Ella se levantó un poco la falda y señaló la rodilla izquierda. Él la palpó cuidadosamente, deslizando los dedos. Había olvidado por el momento la escena galante anterior. Su comportamiento era ahora profesional, analítico. Según le habían enseñado a hacer, repasó mentalmente las diversas posibilidades. El nilón de las medias de Vivian entorpecía el tacto.

—Bájate la media, Vivian.

Ella lo hizo así, y sus dedos volvieron a explorar la rodilla. Observándole, pensó ella: «Es hábil; será un buen médico; la gente acudirá a él en busca de ayuda, y él se mostrará amable y hará cuanto pueda». ¿Cómo sería si pudiesen estar juntos los dos para siempre? Como enfermera, podría ayudarle mucho en su trabajo, y comprenderle. Dijo para sí: «Esto es ridículo; apenas nos conocemos». Después, de pronto, volvió el dolor y dio un respingo.

Le preguntó Mike:

—¿Te había ocurrido lo mismo alguna vez?

Por un momento, captó ella lo absurdo de la situación y rió entre dientes.

—¿Qué te ocurre, Vivian?

Mike parecía desorientado.

—Estaba pensando… Hace unos minutos tan sólo… Y ahora estás aquí… como en el consultorio.

—Oye, pequeña. —Él estaba serio—. ¿Te ha pasado esto otras veces?

—Sólo una —respondió ella—. Pero el dolor no fue tan fuerte como hoy.

—¿Cuánto tiempo hace?

Ella pensó unos instantes.

—Un mes, poco más o menos.

—¿Y no consultaste a nadie?

Ahora hablaba en tono estrictamente profesional.

—No. ¿Tenía que haberlo hecho?

—Tal vez —dijo él, simplemente.

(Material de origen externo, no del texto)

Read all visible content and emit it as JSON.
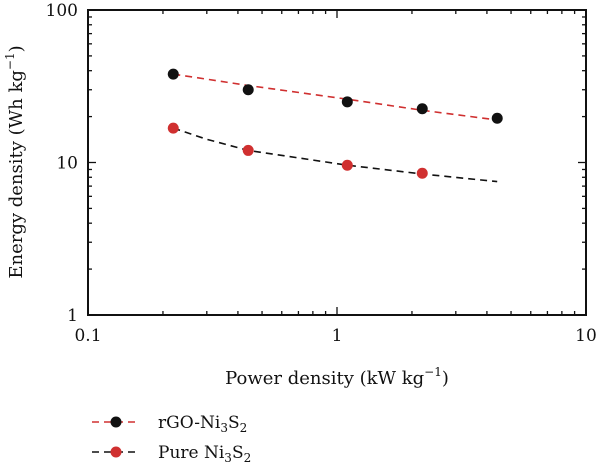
{
  "chart_data": {
    "type": "scatter",
    "x_scale": "log",
    "y_scale": "log",
    "xlim": [
      0.1,
      10
    ],
    "ylim": [
      1,
      100
    ],
    "x_ticks": [
      "0.1",
      "1",
      "10"
    ],
    "y_ticks": [
      "1",
      "10",
      "100"
    ],
    "xlabel": {
      "main": "Power density (kW kg",
      "sup": "−1",
      "close": ")"
    },
    "ylabel": {
      "main": "Energy density (Wh kg",
      "sup": "−1",
      "close": ")"
    },
    "grid": false,
    "legend_position": "bottom-left, below plot",
    "series": [
      {
        "name": "rGO-Ni3S2",
        "legend_parts": [
          "rGO-Ni",
          "3",
          "S",
          "2"
        ],
        "marker_color": "#111111",
        "line_color": "#d03030",
        "line_style": "dashed",
        "points": [
          {
            "x": 0.22,
            "y": 38
          },
          {
            "x": 0.44,
            "y": 30
          },
          {
            "x": 1.1,
            "y": 25
          },
          {
            "x": 2.2,
            "y": 22.5
          },
          {
            "x": 4.4,
            "y": 19.5
          }
        ],
        "fit": [
          {
            "x": 0.22,
            "y": 38
          },
          {
            "x": 0.44,
            "y": 32
          },
          {
            "x": 1.1,
            "y": 26
          },
          {
            "x": 2.2,
            "y": 22
          },
          {
            "x": 4.4,
            "y": 19
          }
        ]
      },
      {
        "name": "Pure Ni3S2",
        "legend_parts": [
          "Pure Ni",
          "3",
          "S",
          "2"
        ],
        "marker_color": "#d03030",
        "line_color": "#111111",
        "line_style": "dashed",
        "points": [
          {
            "x": 0.22,
            "y": 16.8
          },
          {
            "x": 0.44,
            "y": 12
          },
          {
            "x": 1.1,
            "y": 9.6
          },
          {
            "x": 2.2,
            "y": 8.5
          }
        ],
        "fit": [
          {
            "x": 0.22,
            "y": 16.8
          },
          {
            "x": 0.3,
            "y": 14.2
          },
          {
            "x": 0.44,
            "y": 12.0
          },
          {
            "x": 1.1,
            "y": 9.6
          },
          {
            "x": 2.2,
            "y": 8.4
          },
          {
            "x": 4.4,
            "y": 7.5
          }
        ]
      }
    ]
  }
}
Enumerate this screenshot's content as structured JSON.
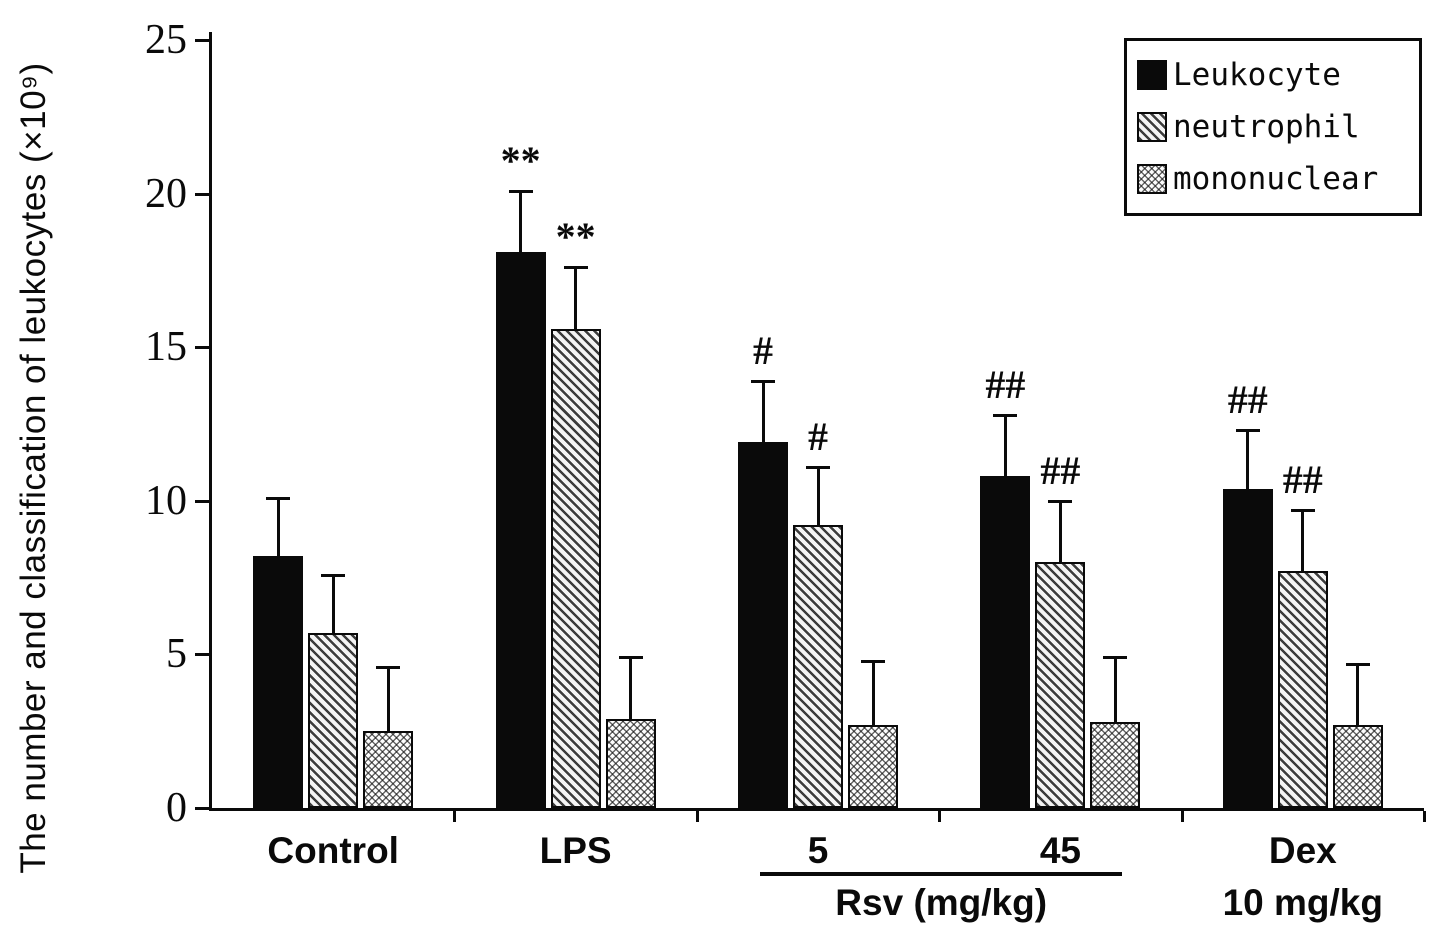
{
  "chart_data": {
    "type": "bar",
    "title": "",
    "ylabel": "The number and classification of leukocytes (×10⁹)",
    "xlabel": "",
    "ylim": [
      0,
      25
    ],
    "yticks": [
      0,
      5,
      10,
      15,
      20,
      25
    ],
    "grid": false,
    "legend_position": "top-right",
    "categories": [
      "Control",
      "LPS",
      "5",
      "45",
      "Dex"
    ],
    "series": [
      {
        "name": "Leukocyte",
        "pattern": "solid",
        "values": [
          8.2,
          18.1,
          11.9,
          10.8,
          10.4
        ],
        "errors": [
          1.9,
          2.0,
          2.0,
          2.0,
          1.9
        ],
        "annotations": [
          "",
          "**",
          "#",
          "##",
          "##"
        ]
      },
      {
        "name": "neutrophil",
        "pattern": "diag",
        "values": [
          5.7,
          15.6,
          9.2,
          8.0,
          7.7
        ],
        "errors": [
          1.9,
          2.0,
          1.9,
          2.0,
          2.0
        ],
        "annotations": [
          "",
          "**",
          "#",
          "##",
          "##"
        ]
      },
      {
        "name": "mononuclear",
        "pattern": "cross",
        "values": [
          2.5,
          2.9,
          2.7,
          2.8,
          2.7
        ],
        "errors": [
          2.1,
          2.0,
          2.1,
          2.1,
          2.0
        ],
        "annotations": [
          "",
          "",
          "",
          "",
          ""
        ]
      }
    ],
    "x_axis_extras": {
      "rsv_bracket_label": "Rsv (mg/kg)",
      "rsv_bracket_categories": [
        "5",
        "45"
      ],
      "dex_sublabel": "10 mg/kg"
    }
  },
  "legend": {
    "items": [
      {
        "label": "Leukocyte",
        "pattern": "solid"
      },
      {
        "label": "neutrophil",
        "pattern": "diag"
      },
      {
        "label": "mononuclear",
        "pattern": "cross"
      }
    ]
  }
}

Y añadió—: De todos modos, te reconocerán mañana. Creo que la doctora Grainger es la más adecuada.

—Mike, ¿es algo grave?

Vivian sentía ahora una creciente alarma.

—Probablemente, no —la tranquilizó él—. Pero aquí hay un bultito que no debía estar. Lucy Grainger dirá la última palabra. Hablaré con ella por la mañana. Ahora voy a llevarte a casa.

Todo lo de antes había pasado. No podían resucitarlo, al menos aquella noche, y los dos lo sabían.

Mike la ayudó a levantarse. Al rodearla con el brazo experimentó el sentimiento de que quería ayudarla, protegerla. Preguntó:

—¿Crees que podrás andar?

—Sí —respondió Vivian—. Ahora ya no siento dolor.

—Iremos hasta la puerta —dijo él— y allí podremos tomar un taxi. —Y como ella pareciese preocupada, añadió alegremente—: Vaya una enfermera con poca categoría. ¡Al menos podrías haber venido en coche!